Joseph is an absolutely amazing husband and will be a wonderful father though. He is already prepared and ready to stand up for me and make sure we get the care that WE want, not just what is convenient for the doctor and hospital. We had already planned on not going into the hospital until contractions are 3-4 minutes apart anyways and dealing with the majority of my labor at home (or work or wherever I happen to be at the time), but now that is definitely the plan. Joseph said he is going to be like a hawk in the delivery room to make sure no nurse tries to sneak in any medications into my IV because we know that has happened to other moms before. I also found out from one facebook mom that her doctor told her she wasn't progressing enough and she wasn't dilating enough and wanted to give her drugs for that to move along, saying she had been at 4cm. But after demanding her medical records (numerous times she said since they wouldn't give them to her at first) she read that she was actually around 7cm dilated and the doctor lied to her just to get things moving to the doctor's schedule instead of the baby's. So that is also one thing we will be on the lookout for.

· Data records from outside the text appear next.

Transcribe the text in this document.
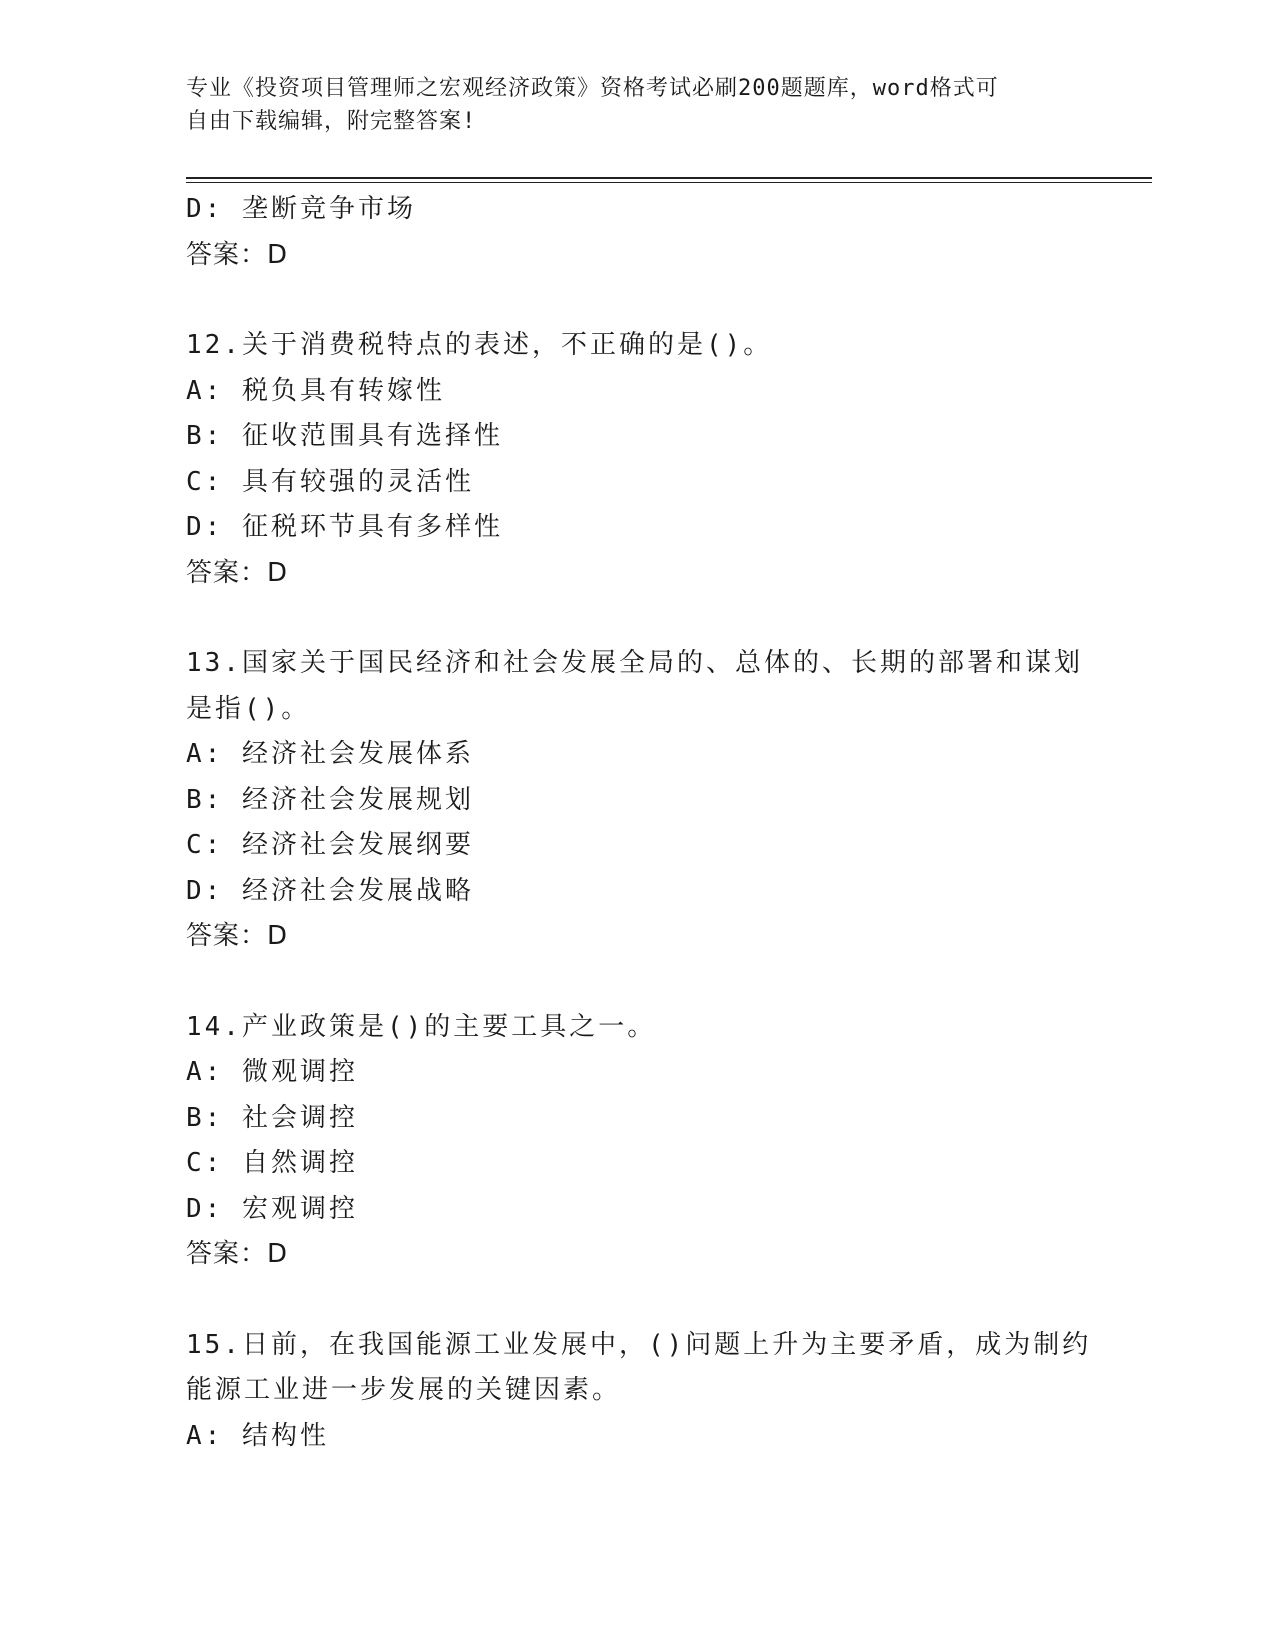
专业《投资项目管理师之宏观经济政策》资格考试必刷200题题库，word格式可
自由下载编辑，附完整答案!
D: 垄断竞争市场
答案：D
12.关于消费税特点的表述，不正确的是()。
A: 税负具有转嫁性
B: 征收范围具有选择性
C: 具有较强的灵活性
D: 征税环节具有多样性
答案：D
13.国家关于国民经济和社会发展全局的、总体的、长期的部署和谋划
是指()。
A: 经济社会发展体系
B: 经济社会发展规划
C: 经济社会发展纲要
D: 经济社会发展战略
答案：D
14.产业政策是()的主要工具之一。
A: 微观调控
B: 社会调控
C: 自然调控
D: 宏观调控
答案：D
15.日前，在我国能源工业发展中，()问题上升为主要矛盾，成为制约
能源工业进一步发展的关键因素。
A: 结构性
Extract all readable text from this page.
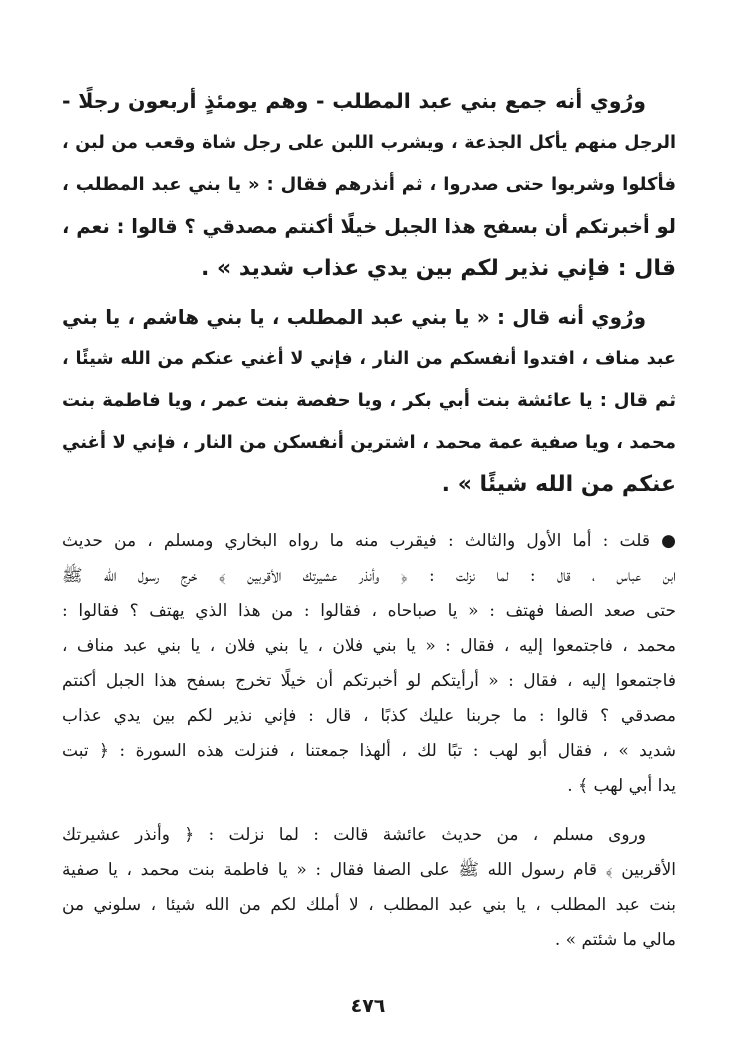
ورُوي أنه جمع بني عبد المطلب - وهم يومئذٍ أربعون رجلًا -
الرجل منهم يأكل الجذعة ، ويشرب اللبن على رجل شاة وقعب من لبن ،
فأكلوا وشربوا حتى صدروا ، ثم أنذرهم فقال : « يا بني عبد المطلب ،
لو أخبرتكم أن بسفح هذا الجبل خيلًا أكنتم مصدقي ؟ قالوا : نعم ،
قال : فإني نذير لكم بين يدي عذاب شديد » .
ورُوي أنه قال : « يا بني عبد المطلب ، يا بني هاشم ، يا بني
عبد مناف ، افتدوا أنفسكم من النار ، فإني لا أغني عنكم من الله شيئًا ،
ثم قال : يا عائشة بنت أبي بكر ، ويا حفصة بنت عمر ، ويا فاطمة بنت
محمد ، ويا صفية عمة محمد ، اشترين أنفسكن من النار ، فإني لا أغني
عنكم من الله شيئًا » .
● قلت : أما الأول والثالث : فيقرب منه ما رواه البخاري ومسلم ، من حديث
ابن عباس ، قال : لما نزلت : ﴿ وأنذر عشيرتك الأقربين ﴾ خرج رسول الله ﷺ
حتى صعد الصفا فهتف : « يا صباحاه ، فقالوا : من هذا الذي يهتف ؟ فقالوا :
محمد ، فاجتمعوا إليه ، فقال : « يا بني فلان ، يا بني فلان ، يا بني عبد مناف ،
فاجتمعوا إليه ، فقال : « أرأيتكم لو أخبرتكم أن خيلًا تخرج بسفح هذا الجبل أكنتم
مصدقي ؟ قالوا : ما جربنا عليك كذبًا ، قال : فإني نذير لكم بين يدي عذاب
شديد » ، فقال أبو لهب : تبًا لك ، ألهذا جمعتنا ، فنزلت هذه السورة : ﴿ تبت
يدا أبي لهب ﴾ .
وروى مسلم ، من حديث عائشة قالت : لما نزلت : ﴿ وأنذر عشيرتك
الأقربين ﴾ قام رسول الله ﷺ على الصفا فقال : « يا فاطمة بنت محمد ، يا صفية
بنت عبد المطلب ، يا بني عبد المطلب ، لا أملك لكم من الله شيئا ، سلوني من
مالي ما شئتم » .
٤٧٦
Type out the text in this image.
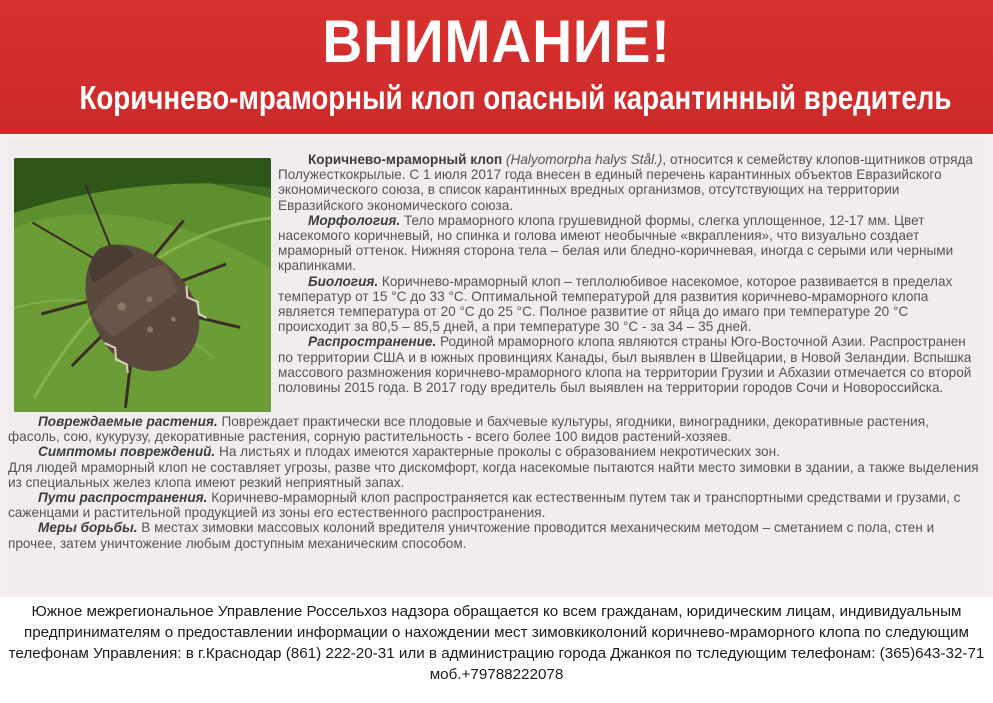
ВНИМАНИЕ!
Коричнево-мраморный клоп опасный карантинный вредитель

Коричнево-мраморный клоп (Halyomorpha halys Stål.), относится к семейству клопов-щитников отряда Полужесткокрылые. С 1 июля 2017 года внесен в единый перечень карантинных объектов Евразийского экономического союза, в список карантинных вредных организмов, отсутствующих на территории Евразийского экономического союза.

Морфология. Тело мраморного клопа грушевидной формы, слегка уплощенное, 12-17 мм. Цвет насекомого коричневый, но спинка и голова имеют необычные «вкрапления», что визуально создает мраморный оттенок. Нижняя сторона тела – белая или бледно-коричневая, иногда с серыми или черными крапинками.

Биология. Коричнево-мраморный клоп – теплолюбивое насекомое, которое развивается в пределах температур от 15 °С до 33 °С. Оптимальной температурой для развития коричнево-мраморного клопа является температура от 20 °С до 25 °С. Полное развитие от яйца до имаго при температуре 20 °С происходит за 80,5 – 85,5 дней, а при температуре 30 °С - за 34 – 35 дней.

Распространение. Родиной мраморного клопа являются страны Юго-Восточной Азии. Распространен по территории США и в южных провинциях Канады, был выявлен в Швейцарии, в Новой Зеландии. Вспышка массового размножения коричнево-мраморного клопа на территории Грузии и Абхазии отмечается со второй половины 2015 года. В 2017 году вредитель был выявлен на территории городов Сочи и Новороссийска.

Повреждаемые растения. Повреждает практически все плодовые и бахчевые культуры, ягодники, виноградники, декоративные растения, фасоль, сою, кукурузу, декоративные растения, сорную растительность - всего более 100 видов растений-хозяев.

Симптомы повреждений. На листьях и плодах имеются характерные проколы с образованием некротических зон.

Для людей мраморный клоп не составляет угрозы, разве что дискомфорт, когда насекомые пытаются найти место зимовки в здании, а также выделения из специальных желез клопа имеют резкий неприятный запах.

Пути распространения. Коричнево-мраморный клоп распространяется как естественным путем так и транспортными средствами и грузами, с саженцами и растительной продукцией из зоны его естественного распространения.

Меры борьбы. В местах зимовки массовых колоний вредителя уничтожение проводится механическим методом – сметанием с пола, стен и прочее, затем уничтожение любым доступным механическим способом.

Южное межрегиональное Управление Россельхоз надзора обращается ко всем гражданам, юридическим лицам, индивидуальным предпринимателям о предоставлении информации о нахождении мест зимовкиколоний коричнево-мраморного клопа по следующим телефонам Управления: в г.Краснодар (861) 222-20-31 или в администрацию города Джанкоя по тследующим телефонам: (365)643-32-71 моб.+79788222078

Pretty much this one doctor and one doctor's appointment has turned me into a paranoid mom playing all these hospital horror stories I hear over and over again in my head. I know that Joseph will help stand up for our rights, but I am still hoping and praying that it doesn't even come to that point. I so wish we were able to switch doctors and even hospitals, but it's way to late in the game now......Next time we are definitely going with a homebirth or birthing center like we originally wanted to with this pregnancy but weren't able to do.....The stress of stupid doctors is really pissing me off....!
Ok; rant done. I know that God will keep Trenton and I safe and healthy and I am just trusting that He will provide all the necessary actions needed and wanted for a healthy baby and healthy mommy. But prayers over the next few weeks would be appreciated so we can have a happy and healthy experience with the birth of our precious son.